How resilient is society to disaster risk? A summing up talk was given by Quantative Cranfield researchers, Tanaya Sarmah and Pensilvannia visiting professor Abdullah Konak. Researchers. An example of how this can be quantitatively achieved were demonstrated in a recent case study of drought impact on small scale farmers in Morocco. for this, researchers have constructed 36 indicators and categorised them into 10 components to forecast drought in the region and provide data to assist policy decision makers try to deal with it. Da Huo from Cranfield gave an interesting following on talk about the Grace mission where In 2002 satellites were used to further monitor global territorial water storage to enhance recording of this which goes back to 1940. Integrating machine learning and remote sensing offer opportunities to better monitor rising sea levels and deal with the disaster threat of coastal erosion, storms, Tsunami etc which all stem from a rising global temperature and melting of the ice caps.
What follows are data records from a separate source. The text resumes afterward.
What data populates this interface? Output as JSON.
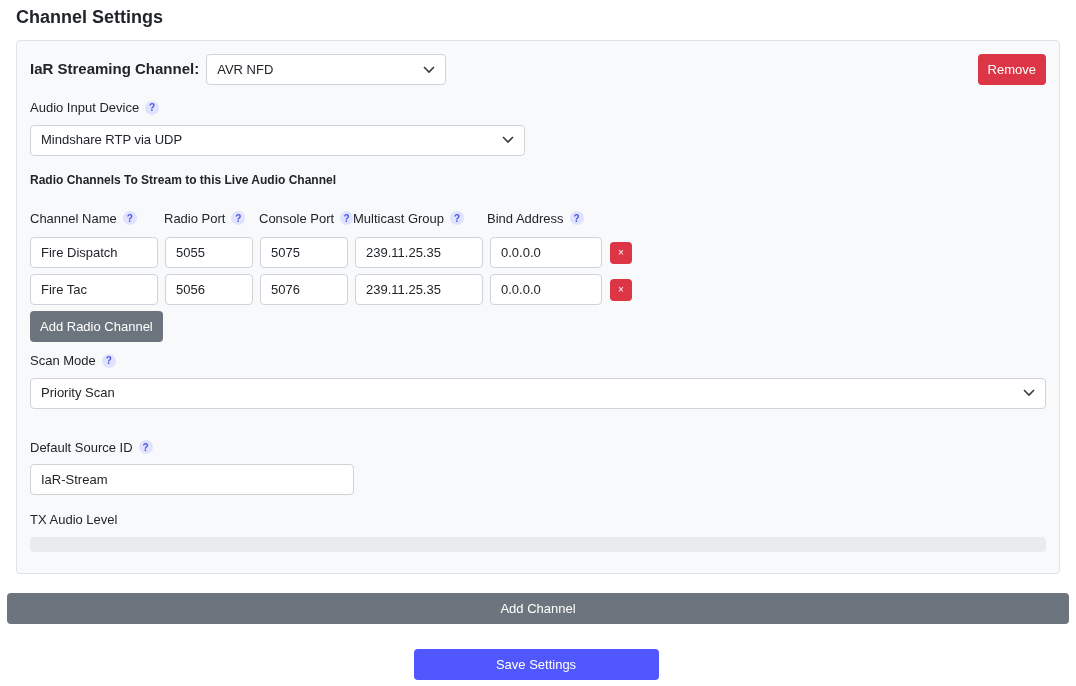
{
  "title": "Channel Settings",
  "channel": {
    "label": "IaR Streaming Channel:",
    "value": "AVR NFD",
    "remove": "Remove",
    "audio_input": {
      "label": "Audio Input Device",
      "help": "?",
      "value": "Mindshare RTP via UDP"
    },
    "radio_section": "Radio Channels To Stream to this Live Audio Channel",
    "columns": [
      {
        "label": "Channel Name",
        "help": "?"
      },
      {
        "label": "Radio Port",
        "help": "?"
      },
      {
        "label": "Console Port",
        "help": "?"
      },
      {
        "label": "Multicast Group",
        "help": "?"
      },
      {
        "label": "Bind Address",
        "help": "?"
      }
    ],
    "rows": [
      {
        "cells": [
          "Fire Dispatch",
          "5055",
          "5075",
          "239.11.25.35",
          "0.0.0.0"
        ],
        "remove": "×"
      },
      {
        "cells": [
          "Fire Tac",
          "5056",
          "5076",
          "239.11.25.35",
          "0.0.0.0"
        ],
        "remove": "×"
      }
    ],
    "add_radio": "Add Radio Channel",
    "scan_mode": {
      "label": "Scan Mode",
      "help": "?",
      "value": "Priority Scan"
    },
    "source_id": {
      "label": "Default Source ID",
      "help": "?",
      "value": "IaR-Stream"
    },
    "tx_level": {
      "label": "TX Audio Level",
      "level": 0
    }
  },
  "add_channel": "Add Channel",
  "save": "Save Settings"
}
Kate Williams switched potential disaster risk topics next to food supply or the lack of it in times of natural disaster like hurricane, heatwave, drought, early freeze, pandemic etc. Her research has focused on developing an early warning system for food chain resilience to environmental disruption. For earthquakes in Turkey, today's talk touched on the sensitive subject of cover ups hindering research to find risk management solutions along with just naturally forgetting. Today's conference has contributed to making sure this does not happen now or in the future.